I moved to California and did some work with a housewares brand, and then moved back to New York and did work on high-tech maintenance equipment for aircrafts. I was in a collaborative environment with engineers and software developers doing fully integrated hardware.
It was around that time in 2019 that I started freelancing and got my first project with informal. I was invited through my friend Tristan Cannan, who had a project but just didn’t have the bandwidth to work on it anymore, so he passed it off to me. I started off doing mostly visualization work, which has been the majority of what I’ve done for informal now. I mainly create renders and imagery for the products that we design.
Do you have any favorite products or tools that you use on a day-to-day basis?
Yes! The tool that I use more than anything in the world is Blender. It’s an open source 3D software, and I speak its praises to anyone who will listen. It’s the only thing I use.
It creates a conversation with the clients at a speed where I can easily move through the design process, and you can’t match that in other 3D software. I think the way you can iterate and speed up your workflow is pretty gnarly.
I typically start on paper and create some sketches. Once I get approval from a client, I go straight into Blender, where I can mock up 3D concepts really quickly. I can get to a point where the client can have a really good understanding of what they’re looking at, prior to actually going into the more dimension-based modeling for manufacturing. I’m able to iterate really quickly.
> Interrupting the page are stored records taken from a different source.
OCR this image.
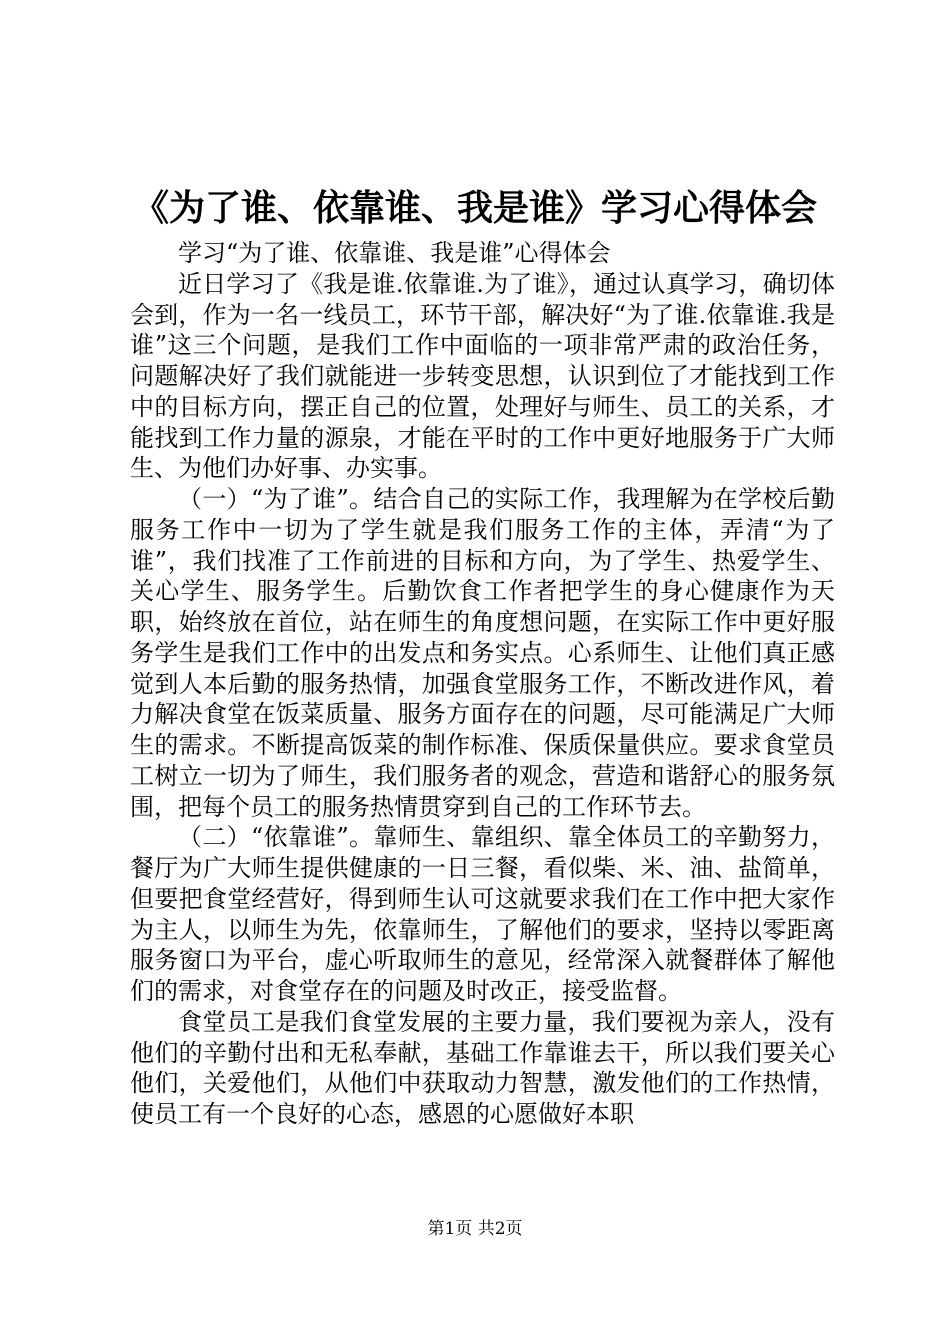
《为了谁、依靠谁、我是谁》学习心得体会

学习“为了谁、依靠谁、我是谁”心得体会

近日学习了《我是谁.依靠谁.为了谁》，通过认真学习，确切体会到，作为一名一线员工，环节干部，解决好“为了谁.依靠谁.我是谁”这三个问题，是我们工作中面临的一项非常严肃的政治任务，问题解决好了我们就能进一步转变思想，认识到位了才能找到工作中的目标方向，摆正自己的位置，处理好与师生、员工的关系，才能找到工作力量的源泉，才能在平时的工作中更好地服务于广大师生、为他们办好事、办实事。

（一）“为了谁”。结合自己的实际工作，我理解为在学校后勤服务工作中一切为了学生就是我们服务工作的主体，弄清“为了谁”，我们找准了工作前进的目标和方向，为了学生、热爱学生、关心学生、服务学生。后勤饮食工作者把学生的身心健康作为天职，始终放在首位，站在师生的角度想问题，在实际工作中更好服务学生是我们工作中的出发点和务实点。心系师生、让他们真正感觉到人本后勤的服务热情，加强食堂服务工作，不断改进作风，着力解决食堂在饭菜质量、服务方面存在的问题，尽可能满足广大师生的需求。不断提高饭菜的制作标准、保质保量供应。要求食堂员工树立一切为了师生，我们服务者的观念，营造和谐舒心的服务氛围，把每个员工的服务热情贯穿到自己的工作环节去。

（二）“依靠谁”。靠师生、靠组织、靠全体员工的辛勤努力，餐厅为广大师生提供健康的一日三餐，看似柴、米、油、盐简单，但要把食堂经营好，得到师生认可这就要求我们在工作中把大家作为主人，以师生为先，依靠师生，了解他们的要求，坚持以零距离服务窗口为平台，虚心听取师生的意见，经常深入就餐群体了解他们的需求，对食堂存在的问题及时改正，接受监督。

食堂员工是我们食堂发展的主要力量，我们要视为亲人，没有他们的辛勤付出和无私奉献，基础工作靠谁去干，所以我们要关心他们，关爱他们，从他们中获取动力智慧，激发他们的工作热情，使员工有一个良好的心态，感恩的心愿做好本职

第1页 共2页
When I’m in meetings with the client, I can share my screen and say, “Okay, this is what we have.” We can just pull and push and adjust the product in real-time, and that’s not possible in other software.
I do 90% of my job in Blender, and I think 99% of industrial designers never touch this software. So I’m the biggest advocate for it. The learning curve can be pretty steep for designers, as you can’t just go on YouTube and search for “industrial design modeling for Blender.”
I’ve been using Blender for around five years, and I’ve only recently developed the whole iterative modeling process. I’m excited to be able to teach people at my job about how to use Blender in a different way.
What do you find most challenging about working in hardware? And what do you find most inspiring?
When you’re designing the shape of an object, sometimes it comes easily, but usually there’s this moment where you have to accommodate some component. Or, that moment when you’re designing something and you’ve gotten everything kind of figured out, but there’s one transition that you just can’t make sense of. Figuring that out is the answer to both of these questions.
When you finally work it out and you’ve shaped this thing to make sense, that’s the hardest part of the end. And also, the most satisfying.
I think that’s the case with most problems that you run into. Designing something is both the hardest part and the most satisfying. And, I think that’s what’s fun about industrial design.
High level, the goal is to solve some problem with the product that you design. But on a more micro level, the problems you face during the design process are really fun to solve. How am I gonna make this thing? How am I gonna do this little mini transition? And all with the larger goal of solving a big problem of design, which is creating something useful and functional.